The German conductor, Heinz-Rüdiger Drengemann, began his musical career with studies of church music in Bremen. During this time he became Kantor at the local St. Magni-Kirche and was a lecturer for artistic organ playing at the Musikhochschule in Hannover. In addition, he served as operating assistant of several newspapers and radio stations (including Radio Bremen and RIAS Berlin). In 1977 he became music editor of the Süddeutsche Rundfunk in Stuttgart. In 1979 he became Kantor at the Mannheim Konkordienkirche, which he held until 2006.
Heinz-Rüdiger Drengemann founded, among other things, Konkordien-Kantorei Mannheim and the internationally known, Mannheimer Vokalisten, Barock-Ensemble Mannheim and the Neue Mannheimer Hofkapelle.

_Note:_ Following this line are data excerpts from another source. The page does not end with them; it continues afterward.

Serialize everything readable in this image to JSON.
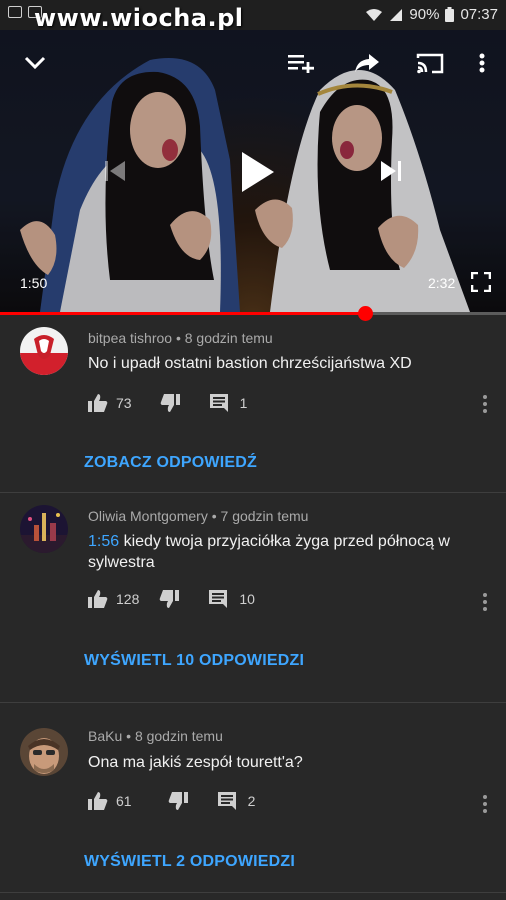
{
  "status": {
    "watermark": "www.wiocha.pl",
    "battery": "90%",
    "time": "07:37"
  },
  "player": {
    "current_time": "1:50",
    "duration": "2:32",
    "progress": 0.724
  },
  "comments": [
    {
      "author": "bitpea tishroo",
      "age": "8 godzin temu",
      "timestamp_link": "",
      "text": "No i upadł ostatni bastion chrześcijaństwa XD",
      "likes": "73",
      "replies": "1",
      "replies_label": "ZOBACZ ODPOWIEDŹ"
    },
    {
      "author": "Oliwia Montgomery",
      "age": "7 godzin temu",
      "timestamp_link": "1:56",
      "text": "kiedy twoja przyjaciółka żyga przed północą w sylwestra",
      "likes": "128",
      "replies": "10",
      "replies_label": "WYŚWIETL 10 ODPOWIEDZI"
    },
    {
      "author": "BaKu",
      "age": "8 godzin temu",
      "timestamp_link": "",
      "text": "Ona ma jakiś zespół tourett'a?",
      "likes": "61",
      "replies": "2",
      "replies_label": "WYŚWIETL 2 ODPOWIEDZI"
    }
  ],
  "colors": {
    "background": "#282828",
    "accent_blue": "#3ea6ff",
    "progress_red": "#ff0000"
  },
  "icons": [
    "minimize-chevron-icon",
    "add-to-queue-icon",
    "share-icon",
    "cast-icon",
    "more-vert-icon",
    "previous-icon",
    "play-icon",
    "next-icon",
    "fullscreen-icon",
    "like-icon",
    "dislike-icon",
    "reply-icon"
  ]
}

From 1986 he was also director of the Großen Chores der Universität Heidelberg, with which he has sustained success, and has performed almost all the popular oratorios of the choral repertoire.
As a conductor of numerous professional ensembles (including Kurpfälzisches Kammerorchester, Kammerphilharmonie Mannheim, Staatsphilharmonie Rheinland-Pfalz, Neue Mannheimer Hofkapelle and Tokyo Bach Kantate Ensemble), Heinz-Rüdiger Drengemann has celebrated successes at home and abroad. He has done concert tours in most European countries and Japan, where he performed J.S. Bach's Johannes-Passion (BWV 245) and Mass in B minor (BWV 232) with the Schola Cantorum Tokyo on historical instruments. Previously, he had established himself as one of the first in the Rhine-Neckar region in the field of early music preferring the use of historical instruments to traditional performance. He received nation-wide attention by being the initiator of the Internationalen Festwoche Alter Musik Mannheim. His work as conductor and organ soloist is documented on numerous radio, television and LP/CD recordings, especially in the field of romantic and symphonic music.
Heinz-Rüdiger Drengemann musical personality is characterised mainly by his musical understanding and his unconventional ideas. His stylistically accurate and composer oriented interpretations make him an exceptional and outstanding musician.
In the spring of 2006, Heinz-Rüdiger Drengemann was appointed music director of the Heidelberg University. In this capacity he teaches music at the scientific seminar for harmony and counterpoint and as conductor of the Collegium Musicum is responsible for the entire university musical activities. At the same time he conducts the two representative sound bodies of the University: the orchestra and the Großen Chor (Great Choir).